El Mercurio, 17 de junio de 2018
Opinión

Lucrecia Martel

Ernesto Ayala M..

Puesto a decirlo en simple, Lucrecia Martel es uno de los directores indispensables del cine contemporáneo. Ahora, es más fácil decirlo que justificarlo, pero lo intentaremos.

Puesto a decirlo en simple, Lucrecia Martel es uno de los directores indispensables del cine contemporáneo. Ahora, es más fácil decirlo que justificarlo, pero lo intentaremos.

En el Centro de Estudios Públicos acabamos de terminar un ciclo -donde, lo transparento, fui uno de los organizadores- en que revisamos los tres primeros largometrajes de Martel: «La ciénaga» (2001); «La niña santa» (2004) y «La mujer sin cabeza» (2008), cada uno comentado respectivamente por la antropóloga Sonia Montecino, el escritor Daniel Villalobos y la cineasta Maite Alberdi. Lo que apunto a continuación tiene muchas deudas con sus agudas observaciones, así como con las finas observaciones que nacieron del público presente:

-El cine de Martel es ambiguo en su trama y en sus imágenes, lo que significa que es un cine que admite lecturas simultáneas, que se contradicen o se complementan, algo que, en buena parte de los casos, está explícitamente diseñado por la directora. Esto lo hace especialmente rico para las conversaciones grupales y, por supuesto, disquisiciones de la crítica. «La ciénaga», por ejemplo, admite al mismo tiempo lecturas cristológicas y conexiones con Cortázar, Donoso y esas historias de clanes familiares en derrumbe. «La niña santa» contiene una historia de acoso sexual, que bien puede leerse también como un despertar sexual que termina invirtiendo los papeles de acosado y acosador. «La mujer sin cabeza» puede leerse como una enorme alucinación postraumática y, a la vez, como el ocultamiento de un crimen.

-El cine de Martel sumerge al espectador en sus imágenes. No me refiero solo a la omnipresencia del agua en sus películas, donde hay canales, ríos, piscinas, termas, duchas y mucha lluvia, aguas que actúan como sepulturas pero también como úteros. Sus películas sumergen porque se sienten como baños del mundo que retratan. Hay en sus imágenes una textura y una sensualidad muy intensas, donde las múltiples capas de acción propias de su cine tienen un correlato en la composición y el montaje, donde los planos transmiten también múltiples impresiones. No es casual el cuidado exquisito con que utiliza el sonido, una particular obsesión de Martel, porque justamente atiende a un sentido -el oído- que no podemos cerrar (a diferencia de los ojos).
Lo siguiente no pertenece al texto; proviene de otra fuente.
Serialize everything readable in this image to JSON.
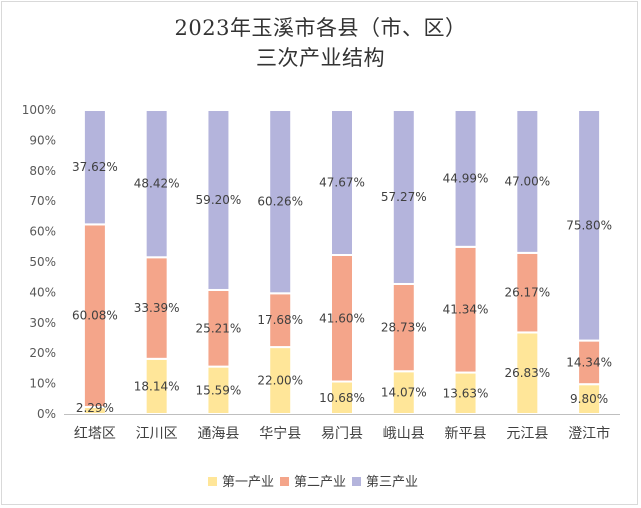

El sonido siempre te empapa.

-El cine de Martel exige un espectador muy activo. Guionista de sus propias cintas, es extremadamente inteligente, precisa y contenida para entregar la información de lo que está sucediendo. Esta solo se revela mediante mecanismos aparentemente naturales, cuidadosamente realistas. Ello mantiene encendida la curiosidad en el espectador y lo obliga a estar muy atento a lo que pasa delante de sus ojos, a los detalles.

-El cine de Martel está, por todo esto, en las antípodas de las series, tan en boga hoy, y no es raro que en sus últimas entrevistas insista en cuánto le molesta esta moda. En las series, la trama y las imágenes son explícitas, claras y fácilmente asimilables. Están hechas para capturar la atención del espectador distraído e incentivar el consumo de sí mismas. El relato es extremadamente conservador en sus recursos narrativos y en su retórica. Es un retroceso respecto a lo que el cine, piedra a piedra, ha avanzado en sus formas narrativas desde la Nouvelle vague, a fines de los cincuenta. Martel, en cambio, sin ser abstracta, experimental, ni fríamente cerebral, es definitivamente avant-garde. «La ciénaga» tiene ya 17 años y, vista hoy, parece recién hecha por alguien que está pensando en el cine del futuro.